These are examples of clinical data files. These files include 3D triangular mesh, catheter locations, electrograms, and others. Clinical data are exported from the mapping system. Atrium mesh and electrograms need further processing.

This is how atrium geometry is created. As the catheter sweeps through the inside of the left atrium, the atrium geometry is created little by little.

This 3D triangular mesh often has defects: For example, deep concave holes, intersecting triangular faces, non-referenced vertices and more. We developed an automated program to process it. The refined 3D mesh will not contain any defect, and the size of the triangles will be uniform.

We need to cut the pulmonary veins and the mitral valve. We developed a user interface for that. Here we have selected one pulmonary vein, which is marked blue, then we can remove it from the mesh.

This is the algorithm for selecting a region of tissue. First, some boundary vertices and a center vertex are selected. Then, the boundary vertices are linked to form the boundary line. Then, starting from the center point, it grows outwards until it hits the boundary. So that the vertices inside the boundary are selected. We can remove the selected vertices, that will be deleting them. Or, we can fill in new triangles to flatten that region. These figures in the bottom row show the process of filling in new triangles. By doing so, we can remove spiky or deep concave regions.

We often have atrial electrograms with ventricle QRS interference. We developed a QRS removal algorithm. First, the median signal is subtracted from each electrogram. Then, the QRS timing is found on the 12 surface electrograms, and the timing is refined using coronary sinus electrograms. Lastly, around the QRS timing, QRS templates of the mapping catheter electrograms are created and subtracted.

These are examples of before and after QRS removal. We can see that in figure (b), the ventricle activations are removed, and all the atrium activations preserved.

After electrogram noise is removed, we apply an activation timing detection algorithm. First, we process the original electrogram, take its absolute value and smooth it, and find the rough activation timings. Then around these rough timings, we create a median template of the electrogram. Next, cross correlation the template to the electrogram, and find the peaks of the correlation coefficients. Sometimes, we will find long intervals, we will check the correlation in that interval, and determine if additional activation needs to be added.

The figure below shows the activation detection results.

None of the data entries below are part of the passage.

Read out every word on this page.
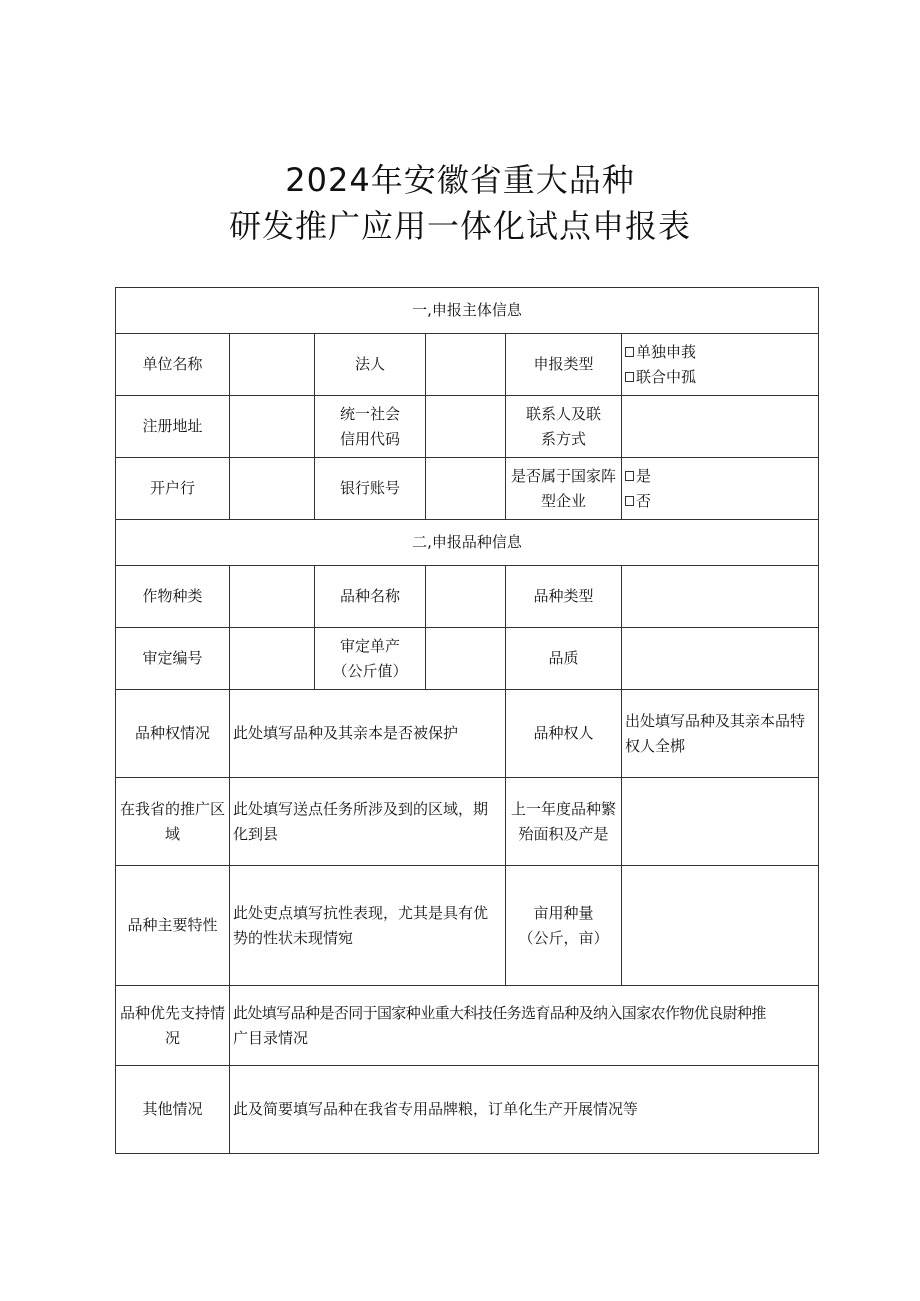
2024年安徽省重大品种
研发推广应用一体化试点申报表
一,申报主体信息					
单位名称		法人		申报类型	单独申莪
联合中孤

注册地址		统一社会
信用代码		联系人及联
系方式	

开户行		银行账号		是否属于国家阵
型企业	是
否

二,申报品种信息					
作物种类		品种名称		品种类型	
审定编号		审定单产
（公斤值）		品质	
品种权情况	此处填写品种及其亲本是否被保护			品种权人	出处填写品种及其亲本品特
权人全梆

在我省的推广区
域	此处填写送点任务所涉及到的区域，期
化到县			上一年度品种繁
殆面积及产是	

品种主要特性	此处吏点填写抗性表现，尤其是具有优
势的性状未现情宛			亩用种量
（公斤，亩）	

品种优先支持情
况	此处填写品种是否同于国家种业重大科技任务选育品种及纳入国家农作物优良尉种推
广目录情况				

其他情况	此及简要填写品种在我省专用品牌粮，订单化生产开展情况等				
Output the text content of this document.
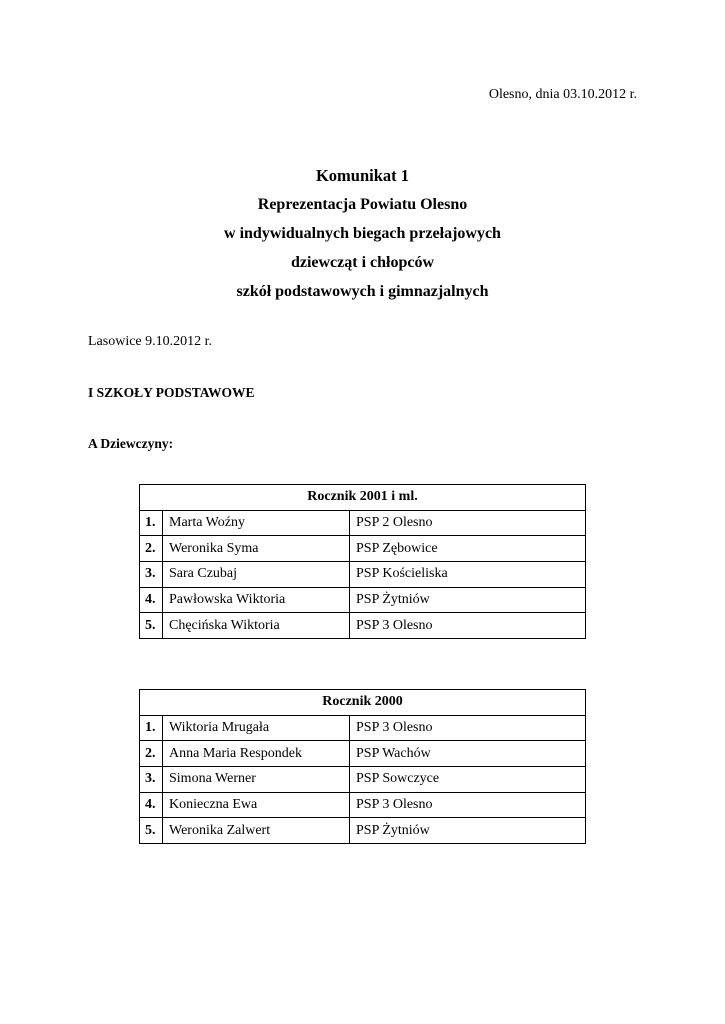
Olesno, dnia 03.10.2012 r.
Komunikat 1
Reprezentacja Powiatu Olesno
w indywidualnych biegach przełajowych
dziewcząt i chłopców
szkół podstawowych i gimnazjalnych
Lasowice 9.10.2012 r.
I SZKOŁY PODSTAWOWE
A Dziewczyny:
Rocznik 2001 i ml.		
1.	Marta Woźny	PSP 2 Olesno
2.	Weronika Syma	PSP Zębowice
3.	Sara Czubaj	PSP Kościeliska
4.	Pawłowska Wiktoria	PSP Żytniów
5.	Chęcińska Wiktoria	PSP 3 Olesno
Rocznik 2000		
1.	Wiktoria Mrugała	PSP 3 Olesno
2.	Anna Maria Respondek	PSP Wachów
3.	Simona Werner	PSP Sowczyce
4.	Konieczna Ewa	PSP 3 Olesno
5.	Weronika Zalwert	PSP Żytniów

Electroanatomical maps are very useful tools for guiding ablations. This is the process to create them. It starts with processing patient data. From the electrogram, we can derive voltage, dominant frequency, fractionation, and synchrony. Then we detect the activation timings, which we can derive local activation time and cycle length. From the activation timing, we can create an activation movie, which we can derive conduction velocity and phase singularity. Each of these derived values can be interpolated to the atrium mesh. Then we convert the values to color, and it becomes a map.

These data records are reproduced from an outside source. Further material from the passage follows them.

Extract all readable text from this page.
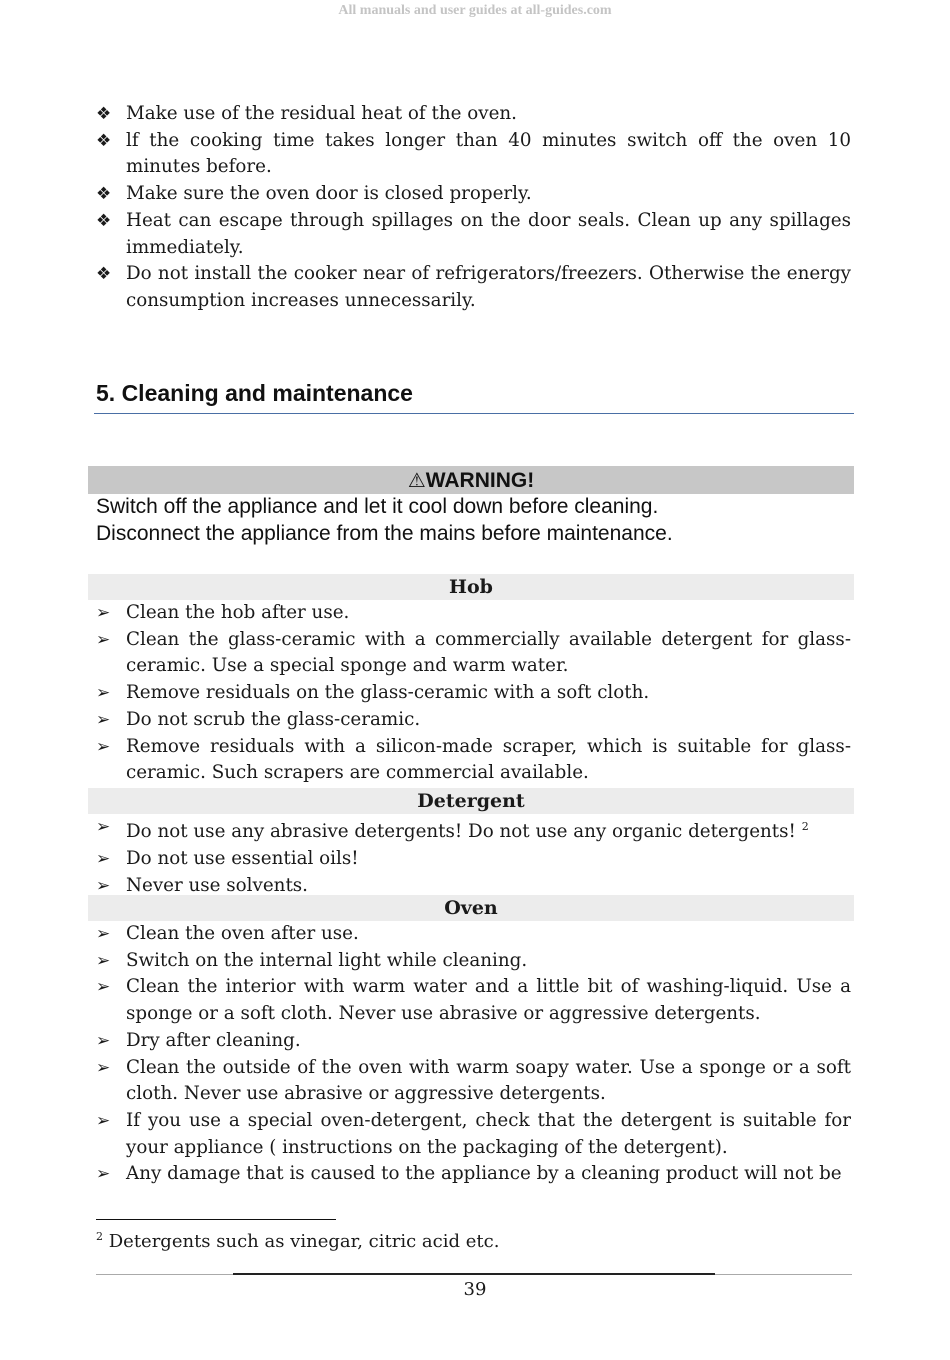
All manuals and user guides at all-guides.com
❖ Make use of the residual heat of the oven.
❖ lf the cooking time takes longer than 40 minutes switch off the oven 10 minutes before.
❖ Make sure the oven door is closed properly.
❖ Heat can escape through spillages on the door seals. Clean up any spillages immediately.
❖ Do not install the cooker near of refrigerators/freezers. Otherwise the energy consumption increases unnecessarily.
5. Cleaning and maintenance
⚠WARNING!
Switch off the appliance and let it cool down before cleaning.
Disconnect the appliance from the mains before maintenance.
Hob
➢ Clean the hob after use.
➢ Clean the glass-ceramic with a commercially available detergent for glass-ceramic. Use a special sponge and warm water.
➢ Remove residuals on the glass-ceramic with a soft cloth.
➢ Do not scrub the glass-ceramic.
➢ Remove residuals with a silicon-made scraper, which is suitable for glass-ceramic. Such scrapers are commercial available.
Detergent
➢ Do not use any abrasive detergents! Do not use any organic detergents! $^2$
➢ Do not use essential oils!
➢ Never use solvents.
Oven
➢ Clean the oven after use.
➢ Switch on the internal light while cleaning.
➢ Clean the interior with warm water and a little bit of washing-liquid. Use a sponge or a soft cloth. Never use abrasive or aggressive detergents.
➢ Dry after cleaning.
➢ Clean the outside of the oven with warm soapy water. Use a sponge or a soft cloth. Never use abrasive or aggressive detergents.
➢ If you use a special oven-detergent, check that the detergent is suitable for your appliance ( instructions on the packaging of the detergent).
➢ Any damage that is caused to the appliance by a cleaning product will not be
$^2$ Detergents such as vinegar, citric acid etc.
39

Voltage map uses color to represent the electrogram amplitude. Low voltage signifies scar. Scars do not conduct well, and complex scar distributions can lead to complex activation waves. Therefore, complex scar regions are ablation targets. As shown in this clinical example. It is a pulmonary vein isolation redo patient. The pulmonary veins were isolated but some scars regrew to be conductive, therefore, new ablations are needed to create the line of block again.

Local activation time map uses color to represent the sequence of activation. Normal activation originates from the Bachmann Bundle region. If the earliest activation site is elsewhere, then we need to ablation it. As shown in this clinical example, the focal source is marked in red, and ablations have been given there.

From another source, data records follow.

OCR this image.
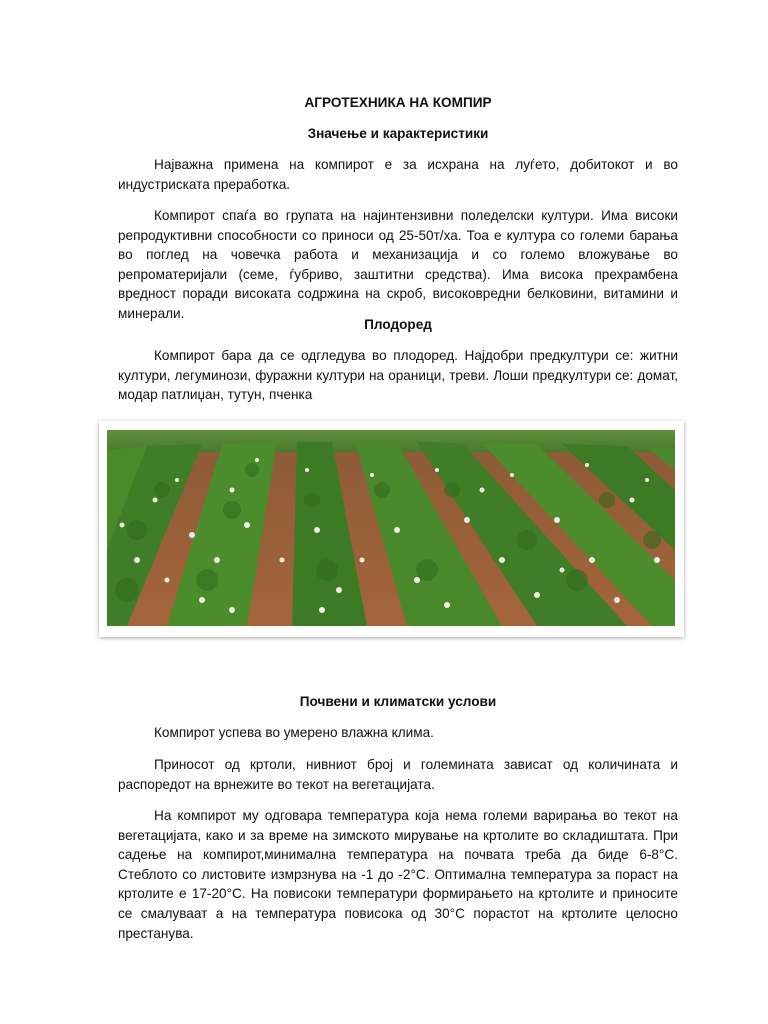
АГРОТЕХНИКА НА КОМПИР

Значење и карактеристики

Најважна примена на компирот е за исхрана на луѓето, добитокот и во индустриската преработка.

Компирот спаѓа во групата на најинтензивни поледелски култури. Има високи репродуктивни способности со приноси од 25-50т/ха. Тоа е култура со големи барања во поглед на човечка работа и механизација и со големо вложување во репроматеријали (семе, ѓубриво, заштитни средства). Има висока прехрамбена вредност поради високата содржина на скроб, високовредни белковини, витамини и минерали.

Плодоред

Компирот бара да се одгледува во плодоред. Најдобри предкултури се: житни култури, легуминози, фуражни култури на ораници, треви. Лоши предкултури се: домат, модар патлиџан, тутун, пченка

Почвени и климатски услови

Компирот успева во умерено влажна клима.

Приносот од кртоли, нивниот број и големината зависат од количината и распоредот на врнежите во текот на вегетацијата.

На компирот му одговара температура која нема големи варирања во текот на вегетацијата, како и за време на зимското мирување на кртолите во складиштата. При садење на компирот,минимална температура на почвата треба да биде 6-8°C. Стеблото со листовите измрзнува на -1 до -2°C. Оптимална температура за пораст на кртолите е 17-20°C. На повисоки температури формирањето на кртолите и приносите се смалуваат а на температура повисока од 30°C порастот на кртолите целосно престанува.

Although the activation time map is very useful, it can be confusing too. The choice of the time window of interest can dramatically affect how the activation map looks. Here is an example to illustrate. Figure (a1) and (a2) are activation maps derived from the same activation. We can see that these 2 maps look very different, only because their choice of time window of interest are different. Physicians are trained to look for the red area as the focal source. But the woi choice is not always the best. This is not a problem for a computer program. All it needs is to find the local minima. This shows that our system can make what is invisible visible.

Our system can provide various ablation guidance maps. Here are some examples. Having multiple maps of different features is helpful for identifying arrhythmia source locations. If several maps point to the same location, Then we will have high confidence that ablating that location can terminate at least the regional arrhythmia.